The sun ain’t gonna shine anymore 

Unter der Sonne von Chamonix schlägt ein deutscher Skirennläufer, der sich auf der Rennstrecke verfahren hat, mehrfach mit voller Wucht seinen Skistock auf den Schnee. Der Schnee ist eigentlich gutmütig und hat sich dort saisonbedingt niedergelegt und mit der Sonne arrangiert. Wäre er jetzt eingeschnappt, würde die nächste Skisaison vermutlich bereits erledigt sein. Die sinnlosen Aggressionen der Skirennläufer bedürfen auf alle Fälle einer Regelung, um schöne Bilder in einer strahlenden Kunstlandschaft dauerhaft zu sichern.

Schnee satt

„Weil es zu viel Schnee hat, kann auch das zweite Rennen in Val di Fassa nicht stattfinden.“ steht in der Zeitung.

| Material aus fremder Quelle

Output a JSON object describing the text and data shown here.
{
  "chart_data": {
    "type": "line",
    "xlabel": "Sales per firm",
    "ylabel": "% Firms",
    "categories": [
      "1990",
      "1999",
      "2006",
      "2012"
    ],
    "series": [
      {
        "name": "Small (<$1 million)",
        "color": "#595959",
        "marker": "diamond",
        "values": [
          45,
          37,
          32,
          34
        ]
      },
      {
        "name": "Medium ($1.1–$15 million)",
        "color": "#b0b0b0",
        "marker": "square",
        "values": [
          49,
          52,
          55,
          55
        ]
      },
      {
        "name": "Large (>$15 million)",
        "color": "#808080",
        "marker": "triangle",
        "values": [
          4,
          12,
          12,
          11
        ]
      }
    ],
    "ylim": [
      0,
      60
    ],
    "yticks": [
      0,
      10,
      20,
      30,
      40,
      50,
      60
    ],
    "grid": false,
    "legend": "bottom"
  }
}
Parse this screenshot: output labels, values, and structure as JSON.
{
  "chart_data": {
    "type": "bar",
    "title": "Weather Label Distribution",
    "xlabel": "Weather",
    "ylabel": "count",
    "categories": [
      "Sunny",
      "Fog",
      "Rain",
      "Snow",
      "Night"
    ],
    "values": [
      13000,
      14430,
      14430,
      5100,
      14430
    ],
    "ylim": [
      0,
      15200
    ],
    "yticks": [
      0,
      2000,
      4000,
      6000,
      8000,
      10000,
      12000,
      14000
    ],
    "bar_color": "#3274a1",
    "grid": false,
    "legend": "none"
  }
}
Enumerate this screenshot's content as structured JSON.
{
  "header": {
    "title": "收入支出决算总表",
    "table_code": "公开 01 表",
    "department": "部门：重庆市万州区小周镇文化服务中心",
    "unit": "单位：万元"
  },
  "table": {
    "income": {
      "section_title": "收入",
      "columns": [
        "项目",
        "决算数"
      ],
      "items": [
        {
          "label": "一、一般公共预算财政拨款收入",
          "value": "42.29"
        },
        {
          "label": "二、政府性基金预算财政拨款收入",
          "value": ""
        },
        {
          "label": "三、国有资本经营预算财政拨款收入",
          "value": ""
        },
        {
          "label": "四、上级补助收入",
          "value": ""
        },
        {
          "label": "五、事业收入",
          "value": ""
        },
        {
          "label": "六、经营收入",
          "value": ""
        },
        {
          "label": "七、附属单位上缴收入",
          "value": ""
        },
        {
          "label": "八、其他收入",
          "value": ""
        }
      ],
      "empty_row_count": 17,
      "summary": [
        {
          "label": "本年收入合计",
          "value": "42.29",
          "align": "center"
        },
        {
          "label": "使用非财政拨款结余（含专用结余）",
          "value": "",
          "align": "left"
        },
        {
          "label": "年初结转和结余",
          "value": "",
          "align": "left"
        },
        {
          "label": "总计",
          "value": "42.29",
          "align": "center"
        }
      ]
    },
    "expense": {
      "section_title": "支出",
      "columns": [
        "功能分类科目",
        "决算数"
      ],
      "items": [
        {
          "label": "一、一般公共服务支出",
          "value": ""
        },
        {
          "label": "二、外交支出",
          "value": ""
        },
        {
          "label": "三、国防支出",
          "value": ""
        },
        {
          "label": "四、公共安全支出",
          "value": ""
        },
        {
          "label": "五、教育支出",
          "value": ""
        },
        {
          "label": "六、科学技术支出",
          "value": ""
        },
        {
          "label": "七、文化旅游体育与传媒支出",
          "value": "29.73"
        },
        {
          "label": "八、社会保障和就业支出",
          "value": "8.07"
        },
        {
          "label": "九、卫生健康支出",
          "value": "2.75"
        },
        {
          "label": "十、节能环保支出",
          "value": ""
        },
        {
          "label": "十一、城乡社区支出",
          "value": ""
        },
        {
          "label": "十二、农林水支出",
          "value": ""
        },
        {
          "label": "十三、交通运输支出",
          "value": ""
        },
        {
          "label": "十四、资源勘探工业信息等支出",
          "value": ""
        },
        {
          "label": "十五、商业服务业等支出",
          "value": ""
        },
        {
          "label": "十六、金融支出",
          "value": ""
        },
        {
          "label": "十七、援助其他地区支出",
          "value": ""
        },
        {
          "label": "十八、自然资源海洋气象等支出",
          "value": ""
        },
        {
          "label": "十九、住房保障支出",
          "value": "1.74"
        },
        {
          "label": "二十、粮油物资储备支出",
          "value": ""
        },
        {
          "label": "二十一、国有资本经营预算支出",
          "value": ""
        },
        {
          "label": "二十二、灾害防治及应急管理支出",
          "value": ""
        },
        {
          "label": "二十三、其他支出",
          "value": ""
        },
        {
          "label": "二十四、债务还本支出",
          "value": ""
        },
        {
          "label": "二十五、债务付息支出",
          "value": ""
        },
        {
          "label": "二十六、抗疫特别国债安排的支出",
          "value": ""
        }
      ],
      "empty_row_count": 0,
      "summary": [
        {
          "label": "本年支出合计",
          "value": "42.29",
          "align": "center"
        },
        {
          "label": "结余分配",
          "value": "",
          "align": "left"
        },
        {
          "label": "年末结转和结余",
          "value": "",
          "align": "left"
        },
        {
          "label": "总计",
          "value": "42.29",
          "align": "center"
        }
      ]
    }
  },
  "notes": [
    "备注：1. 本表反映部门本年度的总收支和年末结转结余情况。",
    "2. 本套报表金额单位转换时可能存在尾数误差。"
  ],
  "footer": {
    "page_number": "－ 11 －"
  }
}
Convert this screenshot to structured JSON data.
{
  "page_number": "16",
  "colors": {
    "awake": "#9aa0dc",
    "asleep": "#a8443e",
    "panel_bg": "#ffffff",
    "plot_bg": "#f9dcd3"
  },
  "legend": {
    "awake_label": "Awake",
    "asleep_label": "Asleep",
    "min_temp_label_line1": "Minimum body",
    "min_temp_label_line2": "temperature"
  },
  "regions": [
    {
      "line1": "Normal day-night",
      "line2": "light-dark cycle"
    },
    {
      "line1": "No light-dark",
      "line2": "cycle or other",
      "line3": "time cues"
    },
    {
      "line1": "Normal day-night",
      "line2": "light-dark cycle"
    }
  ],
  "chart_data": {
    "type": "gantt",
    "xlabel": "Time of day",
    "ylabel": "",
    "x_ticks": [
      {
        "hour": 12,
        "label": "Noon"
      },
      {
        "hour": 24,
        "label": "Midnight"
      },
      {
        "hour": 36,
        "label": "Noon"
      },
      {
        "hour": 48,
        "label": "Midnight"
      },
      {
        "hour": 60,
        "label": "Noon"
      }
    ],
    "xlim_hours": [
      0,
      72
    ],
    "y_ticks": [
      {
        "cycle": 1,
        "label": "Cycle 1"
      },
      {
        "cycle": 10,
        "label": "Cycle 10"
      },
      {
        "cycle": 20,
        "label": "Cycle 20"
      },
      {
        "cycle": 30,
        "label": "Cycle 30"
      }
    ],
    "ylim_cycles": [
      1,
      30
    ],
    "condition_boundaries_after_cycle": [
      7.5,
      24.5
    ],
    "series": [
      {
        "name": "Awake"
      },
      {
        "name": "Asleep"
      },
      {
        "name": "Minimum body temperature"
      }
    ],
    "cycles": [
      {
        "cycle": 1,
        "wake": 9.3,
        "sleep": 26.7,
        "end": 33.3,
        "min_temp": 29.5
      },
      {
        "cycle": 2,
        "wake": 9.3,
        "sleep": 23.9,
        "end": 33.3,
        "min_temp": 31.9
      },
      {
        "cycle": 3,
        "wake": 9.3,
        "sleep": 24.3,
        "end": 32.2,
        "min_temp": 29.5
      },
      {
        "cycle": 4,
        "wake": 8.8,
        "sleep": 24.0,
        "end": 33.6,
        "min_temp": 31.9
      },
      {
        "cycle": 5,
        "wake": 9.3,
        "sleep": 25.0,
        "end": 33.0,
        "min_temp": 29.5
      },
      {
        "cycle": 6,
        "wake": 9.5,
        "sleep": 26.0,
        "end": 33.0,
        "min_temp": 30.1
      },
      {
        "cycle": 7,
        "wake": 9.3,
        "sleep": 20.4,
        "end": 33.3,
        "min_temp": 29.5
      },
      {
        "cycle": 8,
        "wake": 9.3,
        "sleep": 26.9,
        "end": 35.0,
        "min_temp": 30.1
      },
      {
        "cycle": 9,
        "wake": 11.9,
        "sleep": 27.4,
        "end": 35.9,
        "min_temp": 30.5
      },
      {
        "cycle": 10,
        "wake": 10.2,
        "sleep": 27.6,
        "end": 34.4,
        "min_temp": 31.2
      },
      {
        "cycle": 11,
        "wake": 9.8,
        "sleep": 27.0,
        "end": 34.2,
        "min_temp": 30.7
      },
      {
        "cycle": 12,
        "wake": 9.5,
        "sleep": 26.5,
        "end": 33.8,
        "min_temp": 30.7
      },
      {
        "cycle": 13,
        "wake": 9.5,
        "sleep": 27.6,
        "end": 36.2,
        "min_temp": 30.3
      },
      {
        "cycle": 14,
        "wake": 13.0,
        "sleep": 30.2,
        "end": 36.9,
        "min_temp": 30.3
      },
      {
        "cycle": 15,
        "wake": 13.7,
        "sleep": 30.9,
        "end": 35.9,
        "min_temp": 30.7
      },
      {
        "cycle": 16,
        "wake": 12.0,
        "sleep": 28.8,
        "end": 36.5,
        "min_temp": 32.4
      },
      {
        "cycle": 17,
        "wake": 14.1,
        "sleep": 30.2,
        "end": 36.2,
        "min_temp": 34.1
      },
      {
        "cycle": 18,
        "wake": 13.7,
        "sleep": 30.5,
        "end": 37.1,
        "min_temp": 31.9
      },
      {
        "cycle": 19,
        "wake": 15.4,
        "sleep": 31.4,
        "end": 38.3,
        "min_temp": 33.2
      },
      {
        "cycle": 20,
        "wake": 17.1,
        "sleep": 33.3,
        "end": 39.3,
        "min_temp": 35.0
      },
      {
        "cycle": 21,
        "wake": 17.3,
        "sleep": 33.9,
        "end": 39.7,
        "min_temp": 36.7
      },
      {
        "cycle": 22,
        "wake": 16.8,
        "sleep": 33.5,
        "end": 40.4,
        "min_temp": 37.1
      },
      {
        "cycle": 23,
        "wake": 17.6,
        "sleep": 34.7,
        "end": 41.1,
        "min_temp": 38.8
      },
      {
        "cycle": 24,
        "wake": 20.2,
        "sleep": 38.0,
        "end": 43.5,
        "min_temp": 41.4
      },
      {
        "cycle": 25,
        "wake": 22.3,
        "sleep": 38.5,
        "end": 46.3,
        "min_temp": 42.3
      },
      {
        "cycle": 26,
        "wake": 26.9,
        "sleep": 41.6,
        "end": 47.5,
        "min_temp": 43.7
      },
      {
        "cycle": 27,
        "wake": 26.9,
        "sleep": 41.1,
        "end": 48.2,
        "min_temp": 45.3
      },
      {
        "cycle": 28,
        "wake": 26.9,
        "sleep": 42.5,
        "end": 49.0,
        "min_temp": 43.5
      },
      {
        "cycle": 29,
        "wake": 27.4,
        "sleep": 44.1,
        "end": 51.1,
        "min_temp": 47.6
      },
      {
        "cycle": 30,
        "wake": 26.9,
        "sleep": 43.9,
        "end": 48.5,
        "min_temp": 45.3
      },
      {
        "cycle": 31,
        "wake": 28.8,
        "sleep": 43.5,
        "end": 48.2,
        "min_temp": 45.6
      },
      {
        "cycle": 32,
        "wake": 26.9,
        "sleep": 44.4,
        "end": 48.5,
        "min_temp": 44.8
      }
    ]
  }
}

In der Folge des Klimawandels rechnet man ja ständig mit nie dagewesenen Kapriolen. Dass dem Wintersport der Schnee ausgeht, gibt es ja bereits sehr häufig. Dass zu viel Schnee da so rumliegt und damit die Sportveranstalter ausbremst, ist aber zutiefst widersinnig. Offenbar liegt es daran, dass der Wintersport normiert ist und nur wenige Toleranzen kennt. Beim Profisport sind die Grenzen noch enger, um die Wettkampfgerechtigkeit zu erhöhen. Am liebsten hat man – das ist aber nur meine Vermutung – den aus Wasser hergestellten Normschnee, den man so herrichten kann, dass er alle Wünsche erfüllt. So betrachtet, findet der optimierte Wintersport ohne jeden Schneefall in einer Halle statt. Wenn der Schnee stört, dann stellt sich doch die Frage, ob der Wintersport überhaupt in den Winter gehört. Die sagenumwobenen Olympischen Winterspiele 2014 in Sotschi sind ein Beispiel dafür, dass man an allen möglichen Orten alles mögliche veranstalten kann, wenn man nur die Geldströme entsprechend lenkt und sich die Sache rechnet.